August 7, 2020

“Leveraging ML to Fuel New Discoveries with the ArXiv Dataset” announces that more than 1.7 million journal-type papers are available without charge on Kaggle. DarkCyber learned:

To help make the ArXiv more accessible, we present a free, open pipeline on Kaggle to the machine-readable ArXiv dataset: a repository of 1.7 million articles, with relevant features such as article titles, authors, categories, abstracts, full text PDFs, and more.

What’s Kaggle? The article explains:

Kaggle is a destination for data scientists and machine learning engineers seeking interesting datasets, public notebooks, and competitions. Researchers can utilize Kaggle’s extensive data exploration tools and easily share their relevant scripts and output with others.
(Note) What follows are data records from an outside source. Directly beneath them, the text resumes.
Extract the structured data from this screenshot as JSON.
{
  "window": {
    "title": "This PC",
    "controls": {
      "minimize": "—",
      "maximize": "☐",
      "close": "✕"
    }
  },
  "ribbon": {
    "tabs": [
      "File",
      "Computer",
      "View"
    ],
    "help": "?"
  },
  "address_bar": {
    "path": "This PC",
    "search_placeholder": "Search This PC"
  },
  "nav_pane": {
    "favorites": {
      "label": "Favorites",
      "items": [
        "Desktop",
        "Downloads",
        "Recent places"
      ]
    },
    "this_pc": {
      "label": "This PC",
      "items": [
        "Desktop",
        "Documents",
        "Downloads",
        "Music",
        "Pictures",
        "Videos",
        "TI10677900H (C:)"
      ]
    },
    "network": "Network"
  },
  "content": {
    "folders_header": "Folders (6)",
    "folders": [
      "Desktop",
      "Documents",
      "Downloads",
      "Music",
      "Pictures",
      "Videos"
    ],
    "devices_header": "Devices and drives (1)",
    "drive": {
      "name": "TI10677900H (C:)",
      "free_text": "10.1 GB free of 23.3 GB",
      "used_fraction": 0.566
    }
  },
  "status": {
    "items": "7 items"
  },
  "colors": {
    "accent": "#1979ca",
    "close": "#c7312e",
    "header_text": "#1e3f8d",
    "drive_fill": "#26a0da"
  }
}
The ArXiv contain metadata for each processed paper (document), including these fields:

  • ID: ArXiv ID (can be used to access the paper, see below)
  • Submitter: Who submitted the paper
  • Authors: Authors of the paper
  • Title: Title of the paper
  • Comments: Additional info, such as number of pages and figures
  • Journal-ref: Information about the journal the paper was published in
  • DOI: [https://www.doi.org](Digital Object Identifier)
  • Abstract: The abstract of the paper
  • Categories: Categories / tags in the ArXiv system
  • Versions: A version history

Details about the data and their location appear at this link. You can use the ArXiv ID to download a paper.

What if you want to search the collection? You may want to download the terabyte plus file and index the json using your favorite search utility. There’s a search system available from ArXiv and you can use the site: operator on Bing or Google to see if one of those ad-supported services will point you to the document set you need.

DarkCyber wants to suggest that you download the corpus now (datasets can go missing) and use your favorite search and retrieval system or content processing system to locate and make sense of the ArXiv content objects.

Stephen E Arnold, August 7, 2020